The bank’s London branch had reported total business of around Rs 43,000 crore by March 2013, as per provisional estimates.

“As per provisional estimates, the branch’s total advances are Rs 25,134 crore, while deposits are of Rs 18,301 crore,” Sanghvi said.

The PSU bank, had raised $500 million last year (2012), the second tranche under bank’s MTN programme of $1 billion. An equal sum was raised by the bank in 2011 through the same bond route.

Meanwhile, he said that the bank is likely to close this year with a total business of Rs 3.30 lakh crore, including global deposits of over Rs 1.64 lakh crore and global advances of over Rs 1.45 lakh crore by March 2013.

The bank’s net NPA in the first nine months (up to December 2012) of the fiscal marginally declined to 0.85 per cent from 0.86 per cent levels, while its capital adequacy ratio stood below 12 per cent.

The bank targeting to be Basel-III guidelines complaint by 2018, has sought capital infusion of Rs 1,400 crore from the Union Government.

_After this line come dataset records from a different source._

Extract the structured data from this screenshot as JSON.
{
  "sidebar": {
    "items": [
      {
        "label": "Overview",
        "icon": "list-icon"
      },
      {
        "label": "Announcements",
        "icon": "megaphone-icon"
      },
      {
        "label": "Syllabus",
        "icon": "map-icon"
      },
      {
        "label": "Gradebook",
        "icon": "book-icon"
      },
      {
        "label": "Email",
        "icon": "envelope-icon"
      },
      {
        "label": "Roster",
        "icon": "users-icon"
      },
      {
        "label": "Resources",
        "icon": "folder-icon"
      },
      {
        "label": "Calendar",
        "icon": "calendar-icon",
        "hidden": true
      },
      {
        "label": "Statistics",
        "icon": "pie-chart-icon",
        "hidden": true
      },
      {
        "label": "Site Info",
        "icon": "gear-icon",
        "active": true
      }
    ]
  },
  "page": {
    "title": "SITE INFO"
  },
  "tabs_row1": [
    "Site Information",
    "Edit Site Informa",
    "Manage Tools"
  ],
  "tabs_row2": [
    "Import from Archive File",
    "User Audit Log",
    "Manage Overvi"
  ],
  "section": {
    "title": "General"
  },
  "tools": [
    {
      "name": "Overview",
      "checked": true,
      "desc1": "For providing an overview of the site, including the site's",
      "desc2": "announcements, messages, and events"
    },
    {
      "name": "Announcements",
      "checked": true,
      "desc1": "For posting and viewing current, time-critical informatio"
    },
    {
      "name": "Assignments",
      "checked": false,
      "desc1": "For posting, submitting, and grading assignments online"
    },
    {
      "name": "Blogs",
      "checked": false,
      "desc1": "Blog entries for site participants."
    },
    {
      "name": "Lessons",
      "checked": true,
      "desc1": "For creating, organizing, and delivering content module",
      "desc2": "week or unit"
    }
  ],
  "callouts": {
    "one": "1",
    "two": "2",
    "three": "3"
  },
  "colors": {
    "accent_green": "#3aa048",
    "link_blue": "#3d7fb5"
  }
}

“We had applied for capital infusion to the government last year, and expect some funds infusion this year as provision has been made in the Union budget,” Sanghvi said.

Rating agency, Moody had downgraded the bank reportedly on account of slippages, but had stated that the outlook was stable.

The global local currency deposit rating of Syndicate bank was lowered to Baa3/P-3 from Baa2/P-2.

“I have spoken to Moody on the downgrade, in the backdrop of our better quarter-to-quarter performance, and they have assured to (take a) re-look at the rating,” Sanghvi said.